Selected Recordings


What was the role of phonographic industries in the construction of shared musical imaginaries between countries and territories such as Portugal, Brazil, Mozambique and Goa? In what ways were 78 rpm recordings used to construct, evoke or emphasize sociocultural alterities in these places? In what ways did phonographic industries reinforce processes of cultural domination using racial and gender stereotypes through music?

This section seeks to answer these questions by analyzing a selection of recordings from the connected sound archives that make up the Liber|Sound project. These are recordings that express not only transoceanic musical transits, but also processes of construction of alterity, cultural domination, creation of racial stereotypes and processes of resistance to colonial power in its different instances.

Music and racial issues

Recent studies in the field of ethnomusicology and popular music have placed emphasis on the racial issue associated with popular music archives. American authors such as Jennifer Lynn Stoever and Nina Eidsheim and Brazilian historian Martha Abreu have dedicated their work to the issue of the construction of sound "racialities," especially by the radio and record industries in the first half of the twentieth century.

In line with recent trends in anthropology that place the question of sound as primordial to the understanding of power relations between different social classes, Stoever proposes the concept of "sonic color line" to designate the set of sound strategies linked to the ideological demarcation between whites and blacks in the North-American context. For the author, the concept would be linked to the construction of demarcating sound indexes, which would allow listeners to construct and discern racial identities based on specific voices, sounds and soundscapes, enabling them to mobilize racially coded sounds for discriminatory purposes.

How have the record industries in Lusophone countries and territories contributed to the construction of sound markers associated with raciality? This section presents some examples of racial stereotypes conveyed through the record, constituting sonic color lines; at the same time, the section presents examples of recordings made by musicians and musicians of African descent who were active in the struggle for the legitimation and construction of new meanings associated with musical practices linked to the Afro-diasporic universe.

Music and transit

Studies on phonography in countries and territories such as Brazil, Portugal, Mozambique and Goa (India) usually emphasize the role of the phonographic industry in the formulation of national and regional identities. Themes such as the construction of musical genres assumed as symbols of nationality, such as fado and samba, and the social transformations resulting from the advent of phonography within each "nation-state" are frequent, to the detriment of studies on the transnational flows that permeated phonography, interconnecting these countries/territories.
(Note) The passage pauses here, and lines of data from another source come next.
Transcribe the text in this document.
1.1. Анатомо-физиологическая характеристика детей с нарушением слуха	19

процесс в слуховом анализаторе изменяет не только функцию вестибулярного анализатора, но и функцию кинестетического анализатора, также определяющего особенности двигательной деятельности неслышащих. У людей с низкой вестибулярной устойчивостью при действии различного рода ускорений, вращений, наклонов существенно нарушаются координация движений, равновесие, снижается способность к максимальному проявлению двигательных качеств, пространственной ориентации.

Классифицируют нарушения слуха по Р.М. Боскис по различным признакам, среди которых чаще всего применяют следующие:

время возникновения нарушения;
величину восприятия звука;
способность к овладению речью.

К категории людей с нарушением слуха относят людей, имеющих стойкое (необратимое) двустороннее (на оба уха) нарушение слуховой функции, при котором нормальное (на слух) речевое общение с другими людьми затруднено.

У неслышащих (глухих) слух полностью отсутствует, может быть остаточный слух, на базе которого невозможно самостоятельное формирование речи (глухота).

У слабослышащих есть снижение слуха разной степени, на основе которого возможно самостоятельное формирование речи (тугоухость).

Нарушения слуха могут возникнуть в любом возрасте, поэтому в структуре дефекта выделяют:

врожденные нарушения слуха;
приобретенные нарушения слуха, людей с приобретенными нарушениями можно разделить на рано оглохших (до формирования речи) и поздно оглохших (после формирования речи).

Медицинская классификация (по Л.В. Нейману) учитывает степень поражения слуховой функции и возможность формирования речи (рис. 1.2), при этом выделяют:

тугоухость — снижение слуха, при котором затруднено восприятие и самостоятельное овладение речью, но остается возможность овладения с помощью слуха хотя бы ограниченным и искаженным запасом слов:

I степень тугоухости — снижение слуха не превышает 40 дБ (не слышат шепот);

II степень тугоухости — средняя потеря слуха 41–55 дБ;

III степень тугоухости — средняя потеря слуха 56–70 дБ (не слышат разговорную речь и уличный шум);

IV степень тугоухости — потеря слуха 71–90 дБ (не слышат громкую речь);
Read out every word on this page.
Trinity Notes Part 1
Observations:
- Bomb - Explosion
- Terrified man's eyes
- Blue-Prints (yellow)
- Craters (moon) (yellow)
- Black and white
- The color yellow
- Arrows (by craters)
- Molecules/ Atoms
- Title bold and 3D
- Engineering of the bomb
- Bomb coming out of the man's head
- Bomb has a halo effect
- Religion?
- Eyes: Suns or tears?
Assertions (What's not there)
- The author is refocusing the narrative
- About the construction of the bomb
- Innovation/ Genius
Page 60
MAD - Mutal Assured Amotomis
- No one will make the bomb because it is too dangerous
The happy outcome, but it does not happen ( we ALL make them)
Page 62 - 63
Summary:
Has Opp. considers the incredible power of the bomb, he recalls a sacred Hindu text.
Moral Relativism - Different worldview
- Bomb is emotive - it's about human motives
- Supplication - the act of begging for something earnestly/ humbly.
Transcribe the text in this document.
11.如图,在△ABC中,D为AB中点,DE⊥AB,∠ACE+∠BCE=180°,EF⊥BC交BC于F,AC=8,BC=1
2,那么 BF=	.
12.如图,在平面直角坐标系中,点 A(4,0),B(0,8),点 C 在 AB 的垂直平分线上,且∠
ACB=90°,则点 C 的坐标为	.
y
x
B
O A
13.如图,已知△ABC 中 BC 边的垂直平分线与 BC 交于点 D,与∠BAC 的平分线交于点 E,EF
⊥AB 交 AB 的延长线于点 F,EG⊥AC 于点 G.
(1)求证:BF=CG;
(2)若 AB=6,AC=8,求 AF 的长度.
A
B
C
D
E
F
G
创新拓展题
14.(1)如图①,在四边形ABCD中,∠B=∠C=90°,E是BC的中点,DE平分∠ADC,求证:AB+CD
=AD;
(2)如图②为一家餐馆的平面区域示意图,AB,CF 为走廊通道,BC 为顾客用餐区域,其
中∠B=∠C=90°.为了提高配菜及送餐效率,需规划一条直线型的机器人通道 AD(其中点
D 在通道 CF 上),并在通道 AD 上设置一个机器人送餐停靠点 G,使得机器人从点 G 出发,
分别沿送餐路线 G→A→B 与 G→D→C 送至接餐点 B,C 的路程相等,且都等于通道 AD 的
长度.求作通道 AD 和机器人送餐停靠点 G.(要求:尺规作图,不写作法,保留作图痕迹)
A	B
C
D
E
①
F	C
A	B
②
This section seeks to fill this gap by focusing on recordings that symbolize transits of musical practices and artists through different territories and countries of Portuguese colonial heritage. These phonograms express processes of de-territorialization and re-signification of local genres, constructions of idealized and/or stereotypical soundscapes of countries and territories, as well as appropriations and creation of new soundscapes from mixtures of local genres.

Music and gender

In which ways were women represented through songs and instrumental themes recorded in countries of Lusophone heritage throughout the 20th century? This section presents a selection of phonograms that demonstrate the different strategies - and different stereotypes - used by the phonographic industries in Portugal, Brazil, Mozambique and Goa (India) for the construction of female ideals. At the same time, it presents phonograms that illustrate and represent the struggle for women's emancipation and professionalization in contexts notoriously marked by masculine ideals and oppression of female freedom.

Music and decoloniality

The second half of the 20th century saw important paradigmatic changes in the social sciences and humanities, a process that began with the development of postcolonial theories in the 1970s and culminated in the early 21st century with the so-called "decolonial turn". Such a turn is characterized by a large and distinct range of studies with distinct aims and methods, which include the analysis of Western cultural influence and power in colonizing countries, the analysis of oppression and violence applied to colonial contexts, the use of arts in the processes of cultural domination applied to the Third World, among many others.

This section presents a selection of phonograms that demonstrate how recording technology has been used by the mainstream music industry to reinforce colonial powers and processes of symbolic domination. It also presents phonograms that are examples of resistance and revolt against imperialist power systems throughout the first half of the 20th century: these are songs and instrumental themes that demonstrate how music was used symbolically in the struggle for independence and valorization of peoples subjugated by colonial rule.